Tema está na Comissão de
Assuntos Econômicos; relator defende aprovação e diz que proposta não tem custo
e garante segurança
O projeto de lei que prevê
a volta
do nome do município e estado nas placas de todos os veículos do
país está na pauta desta terça-feira (19) da Comissão de Assuntos Econômicos do
Senado. O relator é o senador Lucas Barreto (PSD-AP), que apresentou parecer
favorável à proposta, como
adiantou ao R7. "A medida, além de importar maior identificação da
população com suas origens, implica na facilitação da aplicação de medias de
segurança, tanto em operações de trânsito quanto no combate ao crime", diz
o texto.
Se aprovado na Comissão de
Assuntos Econômicos, o projeto vai para a Comissão de Constituição, Justiça e
Cidadania (CCJ), onde será analisado sem a necessidade de passar pelo plenário
do Senado — o que ocorrerá apenas se algum senador apresentar recurso.
"É uma situação, realmente,
que tem dado problemas. Por exemplo: você não sabe de que local é o carro. Em
um acidente, ele facilmente some. É um projeto que permite que você tenha um
controle maior pro carro entrar e pro carro sair de um município. Fica mais
fácil identificar se é roubado", argumentou o parlamentar em entrevista
ao R7.
O projeto, do senador Esperidião
Amin (PP-SC), altera o Código de Trânsito Brasileiro e determina a obrigatoriedade
da nova placa depois de um ano da publicação da lei — ou seja, impacta apenas
os emplacamentos após essa data.
"A retirada do nome do
estado e da cidade das placas dificultou a identificação geográfica dos
veículos, o que traz consequências negativas para a adequada fiscalização do
trânsito", justifica o autor.
Ele menciona ainda a ajuda na
hora de identificar veículos irregulares, como os que estão com a documentação
vencida, envolvidos em práticas de transporte ilegal de passageiros ou cargas
ou que possuam pendências administrativas nos órgãos de trânsito.
A adoção do atual modelo de
identificação, padronizado para os países do Mercosul, foi adiada por seis
vezes devido a disputas judiciais, problemas de adaptação e credenciamento dos
fabricantes. O impasse persistiu até 2019, com o estabelecimento de uma
resolução do Conselho Nacional de Trânsito (Contran).
Custo da placa
Um dos debates envolveu o custo
da nova placa para o motorista. O Departamento Estadual de Trânsito de São
Paulo (Detran-SP) chegou a recomendar no máximo R$ 138,24 para carro, ônibus e
caminhão e R$ 114,86 para motocicletas — os mesmos valores cobrados pelas
placas do padrão antigo, da cor cinza.

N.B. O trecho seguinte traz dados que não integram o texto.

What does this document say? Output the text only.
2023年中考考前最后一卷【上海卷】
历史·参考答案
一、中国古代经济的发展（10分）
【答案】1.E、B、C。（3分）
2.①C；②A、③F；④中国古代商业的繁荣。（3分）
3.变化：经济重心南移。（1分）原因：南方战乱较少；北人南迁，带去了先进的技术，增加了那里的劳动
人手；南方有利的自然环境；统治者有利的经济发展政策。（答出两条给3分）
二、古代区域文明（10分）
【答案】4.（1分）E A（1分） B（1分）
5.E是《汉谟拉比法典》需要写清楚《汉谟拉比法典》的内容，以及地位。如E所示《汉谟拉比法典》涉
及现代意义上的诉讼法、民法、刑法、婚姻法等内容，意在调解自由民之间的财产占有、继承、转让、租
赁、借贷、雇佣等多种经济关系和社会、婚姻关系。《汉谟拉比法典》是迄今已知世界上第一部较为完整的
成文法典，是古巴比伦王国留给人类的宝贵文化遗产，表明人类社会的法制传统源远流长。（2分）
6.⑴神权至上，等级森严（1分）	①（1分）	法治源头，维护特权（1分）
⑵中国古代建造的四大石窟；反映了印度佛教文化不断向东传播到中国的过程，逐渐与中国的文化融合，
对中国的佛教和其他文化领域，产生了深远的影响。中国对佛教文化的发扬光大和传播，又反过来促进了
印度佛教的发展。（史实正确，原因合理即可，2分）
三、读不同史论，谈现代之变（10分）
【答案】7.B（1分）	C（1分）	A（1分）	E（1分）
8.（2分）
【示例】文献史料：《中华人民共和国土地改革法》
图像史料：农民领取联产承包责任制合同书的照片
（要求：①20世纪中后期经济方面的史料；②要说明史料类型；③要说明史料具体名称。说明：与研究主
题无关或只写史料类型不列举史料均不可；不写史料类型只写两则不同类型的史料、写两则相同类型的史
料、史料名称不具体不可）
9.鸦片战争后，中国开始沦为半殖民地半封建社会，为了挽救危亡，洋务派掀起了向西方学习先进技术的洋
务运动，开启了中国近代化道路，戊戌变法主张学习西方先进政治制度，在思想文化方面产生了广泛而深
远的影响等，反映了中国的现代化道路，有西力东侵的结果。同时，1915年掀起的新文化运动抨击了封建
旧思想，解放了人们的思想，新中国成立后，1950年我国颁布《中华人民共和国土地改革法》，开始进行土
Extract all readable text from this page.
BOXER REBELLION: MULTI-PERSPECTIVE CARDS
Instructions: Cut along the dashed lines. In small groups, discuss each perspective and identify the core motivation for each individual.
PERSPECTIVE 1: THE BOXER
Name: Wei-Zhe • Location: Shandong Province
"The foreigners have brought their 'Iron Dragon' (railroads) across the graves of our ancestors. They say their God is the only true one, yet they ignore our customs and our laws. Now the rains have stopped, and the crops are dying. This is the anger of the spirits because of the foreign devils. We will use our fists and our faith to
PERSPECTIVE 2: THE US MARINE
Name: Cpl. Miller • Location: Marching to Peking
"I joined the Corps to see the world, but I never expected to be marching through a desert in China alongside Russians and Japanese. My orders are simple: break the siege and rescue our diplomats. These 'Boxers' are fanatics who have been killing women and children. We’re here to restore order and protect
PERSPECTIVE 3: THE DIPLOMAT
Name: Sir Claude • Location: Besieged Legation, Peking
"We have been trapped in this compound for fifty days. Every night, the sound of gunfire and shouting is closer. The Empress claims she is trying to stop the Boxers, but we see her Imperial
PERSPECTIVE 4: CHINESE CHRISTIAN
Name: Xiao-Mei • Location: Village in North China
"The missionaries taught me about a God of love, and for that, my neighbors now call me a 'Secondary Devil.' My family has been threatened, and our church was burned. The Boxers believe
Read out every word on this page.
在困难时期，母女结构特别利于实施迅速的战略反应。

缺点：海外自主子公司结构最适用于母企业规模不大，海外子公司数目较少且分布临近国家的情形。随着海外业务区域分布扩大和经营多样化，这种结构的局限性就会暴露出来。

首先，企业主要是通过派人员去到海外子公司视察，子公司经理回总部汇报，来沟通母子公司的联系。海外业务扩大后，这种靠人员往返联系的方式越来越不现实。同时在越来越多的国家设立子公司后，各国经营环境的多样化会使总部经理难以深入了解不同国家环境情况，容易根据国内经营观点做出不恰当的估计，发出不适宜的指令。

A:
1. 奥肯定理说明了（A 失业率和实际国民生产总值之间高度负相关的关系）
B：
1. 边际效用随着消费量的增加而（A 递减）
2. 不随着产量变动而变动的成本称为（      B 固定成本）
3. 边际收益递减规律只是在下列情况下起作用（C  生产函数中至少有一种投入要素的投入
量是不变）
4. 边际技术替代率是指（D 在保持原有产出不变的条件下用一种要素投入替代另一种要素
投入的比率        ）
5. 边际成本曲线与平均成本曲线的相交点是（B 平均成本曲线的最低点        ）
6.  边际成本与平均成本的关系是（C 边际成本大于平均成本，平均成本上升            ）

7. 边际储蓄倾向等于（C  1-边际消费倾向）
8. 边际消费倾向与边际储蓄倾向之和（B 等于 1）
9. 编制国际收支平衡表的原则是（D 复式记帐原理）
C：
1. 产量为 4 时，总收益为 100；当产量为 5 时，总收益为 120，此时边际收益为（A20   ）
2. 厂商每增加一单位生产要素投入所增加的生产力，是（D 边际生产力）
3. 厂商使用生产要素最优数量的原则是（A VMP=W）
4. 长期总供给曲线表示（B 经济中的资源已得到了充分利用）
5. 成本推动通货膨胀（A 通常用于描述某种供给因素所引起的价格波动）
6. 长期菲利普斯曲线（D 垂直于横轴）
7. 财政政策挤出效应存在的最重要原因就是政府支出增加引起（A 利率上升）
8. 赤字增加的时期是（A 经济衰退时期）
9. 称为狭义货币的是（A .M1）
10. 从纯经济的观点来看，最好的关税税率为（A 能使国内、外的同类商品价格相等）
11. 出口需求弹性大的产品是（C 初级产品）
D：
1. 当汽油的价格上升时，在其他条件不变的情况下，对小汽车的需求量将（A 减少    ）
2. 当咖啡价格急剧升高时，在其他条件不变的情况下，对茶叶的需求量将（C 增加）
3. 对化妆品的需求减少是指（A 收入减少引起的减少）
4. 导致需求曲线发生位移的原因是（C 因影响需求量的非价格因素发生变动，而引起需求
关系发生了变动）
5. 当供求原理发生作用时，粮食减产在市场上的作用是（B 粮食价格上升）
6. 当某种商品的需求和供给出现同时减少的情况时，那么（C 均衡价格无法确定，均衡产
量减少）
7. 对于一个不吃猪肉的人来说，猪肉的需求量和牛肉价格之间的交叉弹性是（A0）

No entanto, o valor varia de acordo com
a empresa que o motorista contrata para fazer o emplacamento.
Com isso, deixou de existir o
valor único e tabelado por estado, que era determinado por cada um dos
governos. Agora, cada empresa credenciada determina o valor que vai cobrar para
emitir a placa que está em vigor.
O cientista político Isaac Sassi
afirma que não dá para saber ainda como essa conta chegaria ao motorista.
"Apesar de o projeto prever algo relativamente simples, a insegurança em
relação aos custos é um fator relevante nesse tipo de norma. O custo das placas
ainda é desconhecido. Por exemplo, no DF a placa custa R$ 189, que já é um valor
alto, e não há como saber a quanto esse valor pode chegar", argumenta.
Além do custo para a produção de
novas placas, que será desembolsado pelo consumidor, segundo Sassi, o país terá
quatro tipos de placas oficiais em circulação: placas não refletivas, placas
refletivas, placas Mercosul e placas Mercosul com município e estado.
"Tudo isso somado a variações que já existem, como as placas vermelha,
verde, oficial, de corpo diplomático etc.", afirma.
A proposta de criar mais uma placa diminui a uniformização, que é a intenção principal desse tipo de identificação. ISAAC SASSI, CIENTISTA POLÍTICO
Placa atual
As placas atuais têm o fundo
pintado na cor branca, com o tipo de veículo identificado pela cor da fonte.
São elas: preta (veículos de passeio), vermelha (veículos comerciais), azul
(veículos oficiais); verde (veículos em teste), dourada (veículos diplomáticos)
e prateada (veículos de colecionadores). No modelo antigo, a placa tinha a cor
do fundo cinza.
O novo modelo de placa padrão
Mercosul conta ainda com itens de segurança, como um QR code presente no canto
superior esquerdo, que dificultaria clonagens e falsificações.